Susan Strickler of the Boyce Thompson Institute presented strategies for assembling the genome of Arabica coffee, an allotetraploid with a genome size of approximately 1.3 Gb. A de novo PacBio assembly was constructed and presented. The new high-quality reference will be used to guide assemblies of the diploid ancestors of Arabica coffee and re-sequencing data for a set of C. arabica accessions to more fully characterize the genetic diversity of this crop species that is highly susceptible to climate change.
Tim Smith of the USDA presents his work to establish a high-quality reference genome of the San Clemente goat. After generating 70-fold PacBio sequence data, the PacBio assembly proved to be far more complete than the existing draft reference genome, with contigs extending 100 times longer on average.

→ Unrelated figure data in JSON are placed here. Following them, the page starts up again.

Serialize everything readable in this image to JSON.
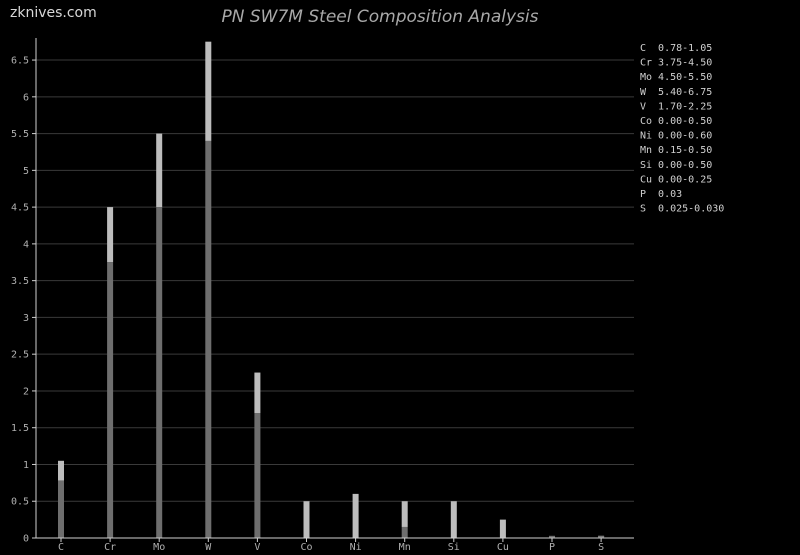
{
  "watermark": "zknives.com",
  "chart_data": {
    "type": "bar",
    "title": "PN SW7M Steel Composition Analysis",
    "xlabel": "",
    "ylabel": "",
    "ylim": [
      0,
      6.8
    ],
    "yticks": [
      0,
      0.5,
      1,
      1.5,
      2,
      2.5,
      3,
      3.5,
      4,
      4.5,
      5,
      5.5,
      6,
      6.5
    ],
    "ytick_labels": [
      "0",
      "0.5",
      "1",
      "1.5",
      "2",
      "2.5",
      "3",
      "3.5",
      "4",
      "4.5",
      "5",
      "5.5",
      "6",
      "6.5"
    ],
    "grid": true,
    "legend_position": "right",
    "categories": [
      "C",
      "Cr",
      "Mo",
      "W",
      "V",
      "Co",
      "Ni",
      "Mn",
      "Si",
      "Cu",
      "P",
      "S"
    ],
    "min_values": [
      0.78,
      3.75,
      4.5,
      5.4,
      1.7,
      0,
      0,
      0.15,
      0,
      0,
      0.03,
      0.025
    ],
    "max_values": [
      1.05,
      4.5,
      5.5,
      6.75,
      2.25,
      0.5,
      0.6,
      0.5,
      0.5,
      0.25,
      0.03,
      0.03
    ],
    "legend": [
      "C  0.78-1.05",
      "Cr 3.75-4.50",
      "Mo 4.50-5.50",
      "W  5.40-6.75",
      "V  1.70-2.25",
      "Co 0.00-0.50",
      "Ni 0.00-0.60",
      "Mn 0.15-0.50",
      "Si 0.00-0.50",
      "Cu 0.00-0.25",
      "P  0.03",
      "S  0.025-0.030"
    ],
    "colors": {
      "min_bar": "#6e6e6e",
      "range_bar": "#bdbdbd",
      "grid": "#3a3a3a",
      "axis": "#cfcfcf"
    }
  }
}
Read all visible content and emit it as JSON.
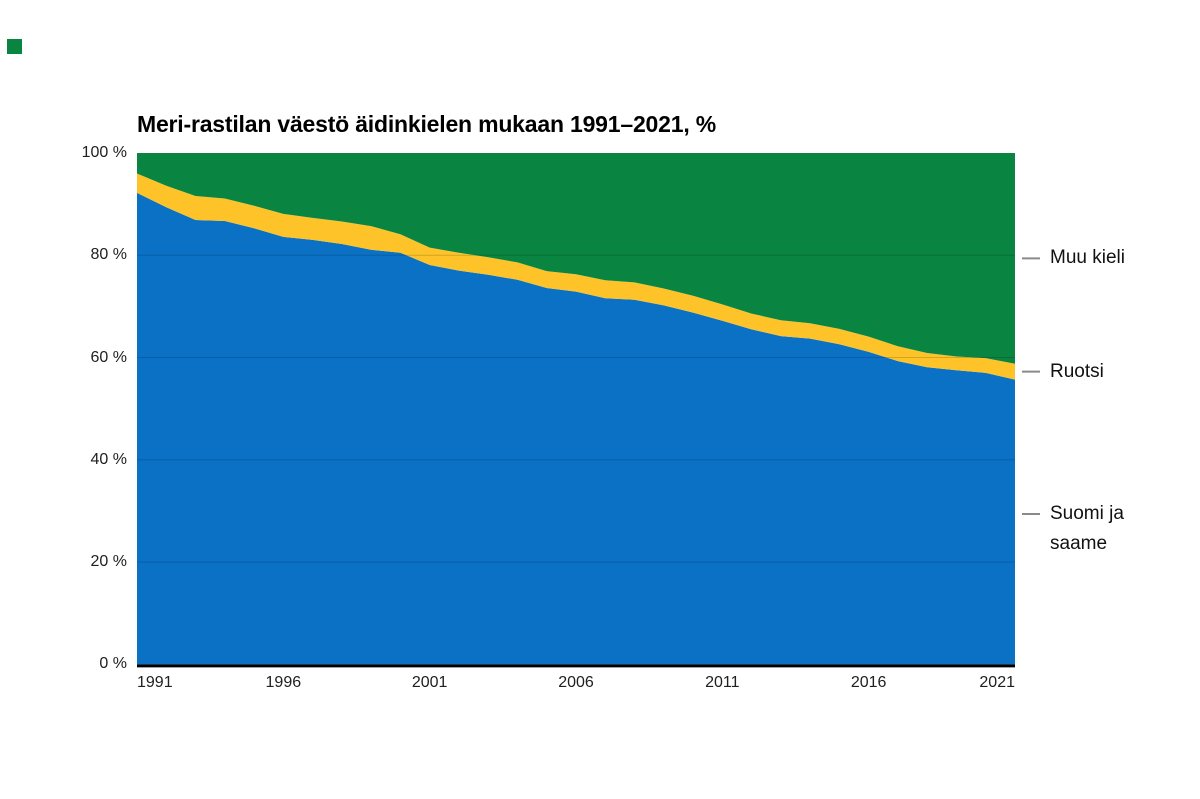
{
  "page": {
    "background": "#ffffff",
    "brand_color": "#0a8441"
  },
  "chart": {
    "title": "Meri-rastilan väestö äidinkielen mukaan 1991–2021, %",
    "y_axis": {
      "ticks": [
        {
          "label": "100 %",
          "value": 100
        },
        {
          "label": "80 %",
          "value": 80
        },
        {
          "label": "60 %",
          "value": 60
        },
        {
          "label": "40 %",
          "value": 40
        },
        {
          "label": "20 %",
          "value": 20
        },
        {
          "label": "0 %",
          "value": 0
        }
      ]
    },
    "x_axis": {
      "ticks": [
        {
          "label": "1991",
          "value": 1991
        },
        {
          "label": "1996",
          "value": 1996
        },
        {
          "label": "2001",
          "value": 2001
        },
        {
          "label": "2006",
          "value": 2006
        },
        {
          "label": "2011",
          "value": 2011
        },
        {
          "label": "2016",
          "value": 2016
        },
        {
          "label": "2021",
          "value": 2021
        }
      ]
    },
    "annotations": [
      {
        "label": "Muu kieli",
        "lines": [
          "Muu kieli"
        ],
        "series": "Muu kieli",
        "dy": 0
      },
      {
        "label": "Ruotsi",
        "lines": [
          "Ruotsi"
        ],
        "series": "Ruotsi",
        "dy": 0
      },
      {
        "label": "Suomi ja saame",
        "lines": [
          "Suomi ja",
          "saame"
        ],
        "series": "Suomi ja saame",
        "dy": -8
      }
    ],
    "colors": {
      "gridline": "rgba(0,0,0,0.16)",
      "baseline": "#000000",
      "annotation_dash": "#8a8a8a",
      "axis_text": "#202020"
    }
  },
  "chart_data": {
    "type": "area",
    "stacked": true,
    "title": "Meri-rastilan väestö äidinkielen mukaan 1991–2021, %",
    "xlabel": "",
    "ylabel": "",
    "unit": "%",
    "ylim": [
      0,
      100
    ],
    "xlim": [
      1991,
      2021
    ],
    "grid": "horizontal",
    "legend_position": "right-edge-annotations",
    "x": [
      1991,
      1992,
      1993,
      1994,
      1995,
      1996,
      1997,
      1998,
      1999,
      2000,
      2001,
      2002,
      2003,
      2004,
      2005,
      2006,
      2007,
      2008,
      2009,
      2010,
      2011,
      2012,
      2013,
      2014,
      2015,
      2016,
      2017,
      2018,
      2019,
      2020,
      2021
    ],
    "series": [
      {
        "name": "Suomi ja saame",
        "color": "#0b71c5",
        "values": [
          92.2,
          89.4,
          86.9,
          86.7,
          85.3,
          83.6,
          83.0,
          82.2,
          81.1,
          80.5,
          78.1,
          77.0,
          76.2,
          75.2,
          73.6,
          72.9,
          71.6,
          71.3,
          70.2,
          68.8,
          67.2,
          65.5,
          64.2,
          63.7,
          62.6,
          61.1,
          59.3,
          58.1,
          57.5,
          57.0,
          55.7
        ]
      },
      {
        "name": "Ruotsi",
        "color": "#fdc328",
        "values": [
          3.8,
          4.2,
          4.7,
          4.4,
          4.4,
          4.5,
          4.3,
          4.4,
          4.6,
          3.6,
          3.4,
          3.5,
          3.4,
          3.4,
          3.3,
          3.4,
          3.5,
          3.4,
          3.3,
          3.3,
          3.2,
          3.1,
          3.1,
          3.0,
          3.0,
          3.0,
          2.9,
          2.8,
          2.7,
          2.9,
          3.1
        ]
      },
      {
        "name": "Muu kieli",
        "color": "#0a8441",
        "values": [
          4.0,
          6.4,
          8.4,
          8.9,
          10.3,
          11.9,
          12.7,
          13.4,
          14.3,
          15.9,
          18.5,
          19.5,
          20.4,
          21.4,
          23.1,
          23.7,
          24.9,
          25.3,
          26.5,
          27.9,
          29.6,
          31.4,
          32.7,
          33.3,
          34.4,
          35.9,
          37.8,
          39.1,
          39.8,
          40.1,
          41.2
        ]
      }
    ]
  }
}
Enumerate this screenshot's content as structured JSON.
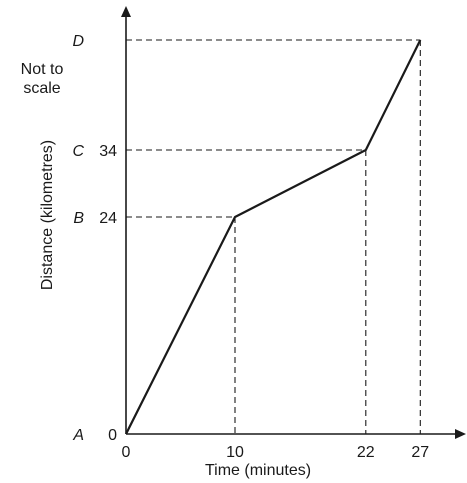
{
  "note": "Not to\nscale",
  "chart_data": {
    "type": "line",
    "xlabel": "Time (minutes)",
    "ylabel": "Distance (kilometres)",
    "x": [
      0,
      10,
      22,
      27
    ],
    "values": [
      0,
      24,
      34,
      50
    ],
    "x_ticks": [
      "0",
      "10",
      "22",
      "27"
    ],
    "y_ticks": [
      {
        "letter": "A",
        "value": "0"
      },
      {
        "letter": "B",
        "value": "24"
      },
      {
        "letter": "C",
        "value": "34"
      },
      {
        "letter": "D",
        "value": ""
      }
    ],
    "grid": false,
    "dashed_guides": true,
    "line_color": "#1a1a1a"
  }
}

Robert VanBuren of the Danforth Plant Science Center and winner of the 2014 SMRT Grant Program presents a de novo assembly of the Oro grass genome (Oropetium thomaeum). The reference genome will aid scientist studying drought tolerance in common crop species, especially cereals, though comparative genomics to understand potential key genetic underpinnings for this “resurrection” trait. Initial comparative results to Brachypodium and maize are presented, as well as secondary analysis to identify key metabolic traits.
Doreen Ware introduces her team’s new assembly of maize, built with PacBio long-read sequencing and genome maps from BioNano Genomics. With a contig N50 of nearly 10 Mb and more complete information than any previous assembly, Ware says, “This is just an amazing time to be a plant scientist.” Her presentation includes a number of highlights from the new assembly, which may help crop improvement efforts for maize.
Jason Chin, senior director of bioinformatics at PacBio, talks about using long-read sequence data to generate diploid genome assemblies to produce comprehensive haplotype sequence reconstructions. In the presentation, Chin describes the FALCON Unzip process that combines SNP phasing with the assembly process and allows for determination of the haplotype sequences and identification of structural variants. He presents an example of diploid assembly from inbred Arabidopsis strains.
David Kudrna, Rod Wing, and the Arizona Genomics Institute (AGI) plan to fully sequence and annotate the genomes and transcriptomes of 3-4 accessions from each of the estimated 9-15 subpopulation of rice. These subpopulation-specific references will be used to map resequencing data of 3,000 individuals for variation discovery, GWAS, and genomic selection studies to address important traits such as biotic and abiotic stress tolerances, yield, and grain quality. Here Dr. Kudrna presents the first high-quality genome sequence of the rice variety Nagina22. AGI produced and assembled 65-fold coverage of SMRT Sequencing data, resulting in an assembly of 373 Mb with…
Alan Archibald compares two new de novo PacBio pig genome assemblies to a previously released draft genome, finding significant improvement that could be important for breeding programs. In one example, he shows chromosome 1, which was split into more than 9,000 contigs in the draft genome, is now represented in just 10 contigs.